Vejamos se lhe assiste razão, recordando desde logo
que, em face da amnistia decretada e do teor do
acordão de 17.6.99, o objecto do presente recurso se
circunscreve à parte do acto recorrido que impôs à
recorrente a obrigação de repor determinadas
quantias.-
No seu douto parecer, a Digna Magistrada do
Ministério Público defende que tal questão não pode
ser conhecida neste processo, uma vez que na
petição de recurso não foi questionada a legalidade
da ordem de reposição, sendo certo que não pode
nas alegações finais invocar-se novos vícios, sob
pena de ampliação ilegal do objecto do recurso.
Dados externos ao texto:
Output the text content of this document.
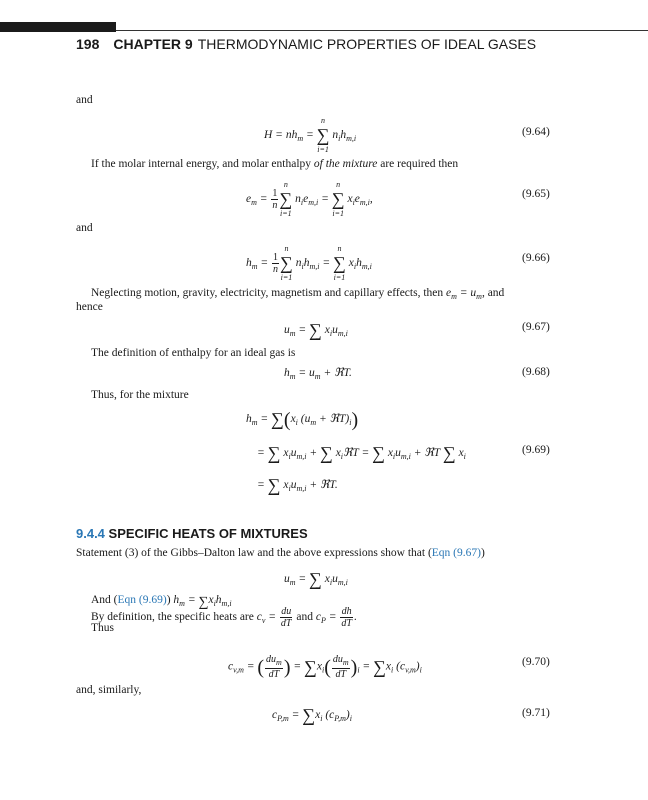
198 CHAPTER 9 THERMODYNAMIC PROPERTIES OF IDEAL GASES
and
$H = nh_m$ = ∑
n
i=1
$n_ih_{m,i}$
(9.64)
If the molar internal energy, and molar enthalpy of the mixture are required then
$e_m = \frac{1}{n}$ ∑
n
i=1
$n_ie_{m,i}$ = ∑
n
i=1
$x_ie_{m,i}$,	(9.65)
and
$h_m = \frac{1}{n}$ ∑
n
i=1
$n_ih_{m,i}$ = ∑
n
i=1
$x_ih_{m,i}$
(9.66)
Neglecting motion, gravity, electricity, magnetism and capillary effects, then $e_m = u_m$, and
hence
$u_m$ = ∑ $x_iu_{m,i}$
(9.67)
The definition of enthalpy for an ideal gas is
$h_m = u_m$ + ℜT.	(9.68)
Thus, for the mixture
$h_m = \sum(x_i$ ($u_m$ + $ℜT)_i$)
= ∑ $x_iu_{m,i}$ + ∑ $x_iℜT$ = ∑ $x_iu_{m,i}$ + ℜT ∑ $x_i$
(9.69)
= ∑ $x_iu_{m,i}$ + ℜT.
9.4.4 SPECIFIC HEATS OF MIXTURES
Statement (3) of the Gibbs–Dalton law and the above expressions show that (Eqn (9.67))
$u_m$ = ∑ $x_iu_{m,i}$
And (Eqn (9.69)) $h_m = \sum x_ih_{m,i}$
By definition, the specific heats are $c_v = \frac{du}{dT}$ and $c_P = \frac{dh}{dT}$ .
Thus
$c_{v,m}$ = ( $\frac{du_m}{dT}$ ) = $\sum x_i( \frac{du_m}{dT} )_i = \sum x_i$ $(c_{v,m})_i$
(9.70)
and, similarly,
$c_{P,m} = \sum x_i$ $(c_{P,m})_i$	(9.71)
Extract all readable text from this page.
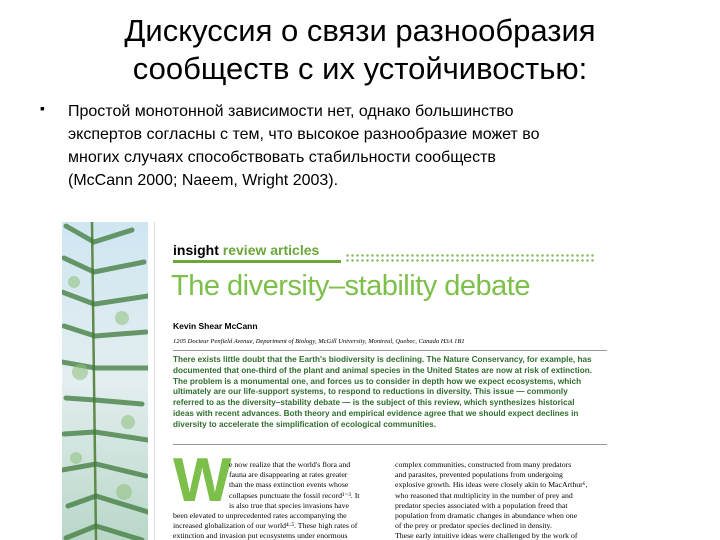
Дискуссия о связи разнообразия
сообществ с их устойчивостью:
▪ Простой монотонной зависимости нет, однако большинство
экспертов согласны с тем, что высокое разнообразие может во
многих случаях способствовать стабильности сообществ
(McCann 2000; Naeem, Wright 2003).
insight review articles
The diversity–stability debate
Kevin Shear McCann
1205 Docteur Penfield Avenue, Department of Biology, McGill University, Montreal, Quebec, Canada H3A 1B1
There exists little doubt that the Earth's biodiversity is declining. The Nature Conservancy, for example, has
documented that one-third of the plant and animal species in the United States are now at risk of extinction.
The problem is a monumental one, and forces us to consider in depth how we expect ecosystems, which
ultimately are our life-support systems, to respond to reductions in diversity. This issue — commonly
referred to as the diversity–stability debate — is the subject of this review, which synthesizes historical
ideas with recent advances. Both theory and empirical evidence agree that we should expect declines in
diversity to accelerate the simplification of ecological communities.
W
e now realize that the world's flora and
fauna are disappearing at rates greater
than the mass extinction events whose
collapses punctuate the fossil record¹⁻³. It
is also true that species invasions have
been elevated to unprecedented rates accompanying the
increased globalization of our world⁴·⁵. These high rates of
extinction and invasion put ecosystems under enormous
complex communities, constructed from many predators
and parasites, prevented populations from undergoing
explosive growth. His ideas were closely akin to MacArthur⁶,
who reasoned that multiplicity in the number of prey and
predator species associated with a population freed that
population from dramatic changes in abundance when one
of the prey or predator species declined in density.
These early intuitive ideas were challenged by the work of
Por outro lado, considera ainda a Digna Magistrada do
Ministério Público que é duvidosa a competência do
Tribunal Administrativo para aferir da legalidade da
mencionada ordem de reposição.-
É esta a questão a analisar.-
É certo que na petição inicial a recorrente se refere
apenas ao despacho do Sr. Ministro da Justiça de
9.6.98 que a puniu com a sanção disciplinar de 120
dias de suspensão substituida pela perda de pensão
por igual tempo.
Todavia, no acordão de 17.6.99 considerou-se que a
recorrente impugnou um acto administrativo composto
por dois segmentos distintos:
- aplicação da pena de suspensão por 120 dias;-
- imposição do dever de reposição das quantias
indicadas no Relatório Final, em solidariedade com o
co-arguido José Florêncio Martins.
E, como aí se disse, muito embora a recorrente, no
introito da petição inicial tenha mencionado,
expressamente, apenas a sanção disciplinar de 120
dias de suspensão, manda a boa-fé processual que
se considere o acto na sua globalidade.
Na verdade, a factualidade articulada na petição inicial
é a que esteve na base, tanto da aplicação da pena
como da mencionada ordem de reposição da quantia
de Esc. 629.450$00, pelo que se nos afigura
manifesta a utilidade da lide para aferir da legalidade
de tal ordem, que não obstante a amnistia decretada
continua em vigor e a projectar-se na esfera jurídica
da recorrente.
Aliás é visível que já no âmbito da petição inicial a
recorrente alegava a inexistência de qualquer violação
dos seus deveres funcionais, nomeadamente do
dever de fiscalização, vigilância e orientação dos
actos praticados pelos seus subordinados, concluído
que o acto recorrido ofendia a garantia fixada no artº
32º da C.R.P. e o disposto no nº 1 do artº 3º do
Estatuto Disciplinar.
Assim, e com o devido respeito pelo parecer da Digna
Magistrada do Ministério Público, entendemos que o
teor das alegações finais não é susceptível de tipificar
uma questão nova ou alegação de um vício novo,
sendo antes um mero desenvolvimento lógico da
petição inicial, perfeitamente admissível.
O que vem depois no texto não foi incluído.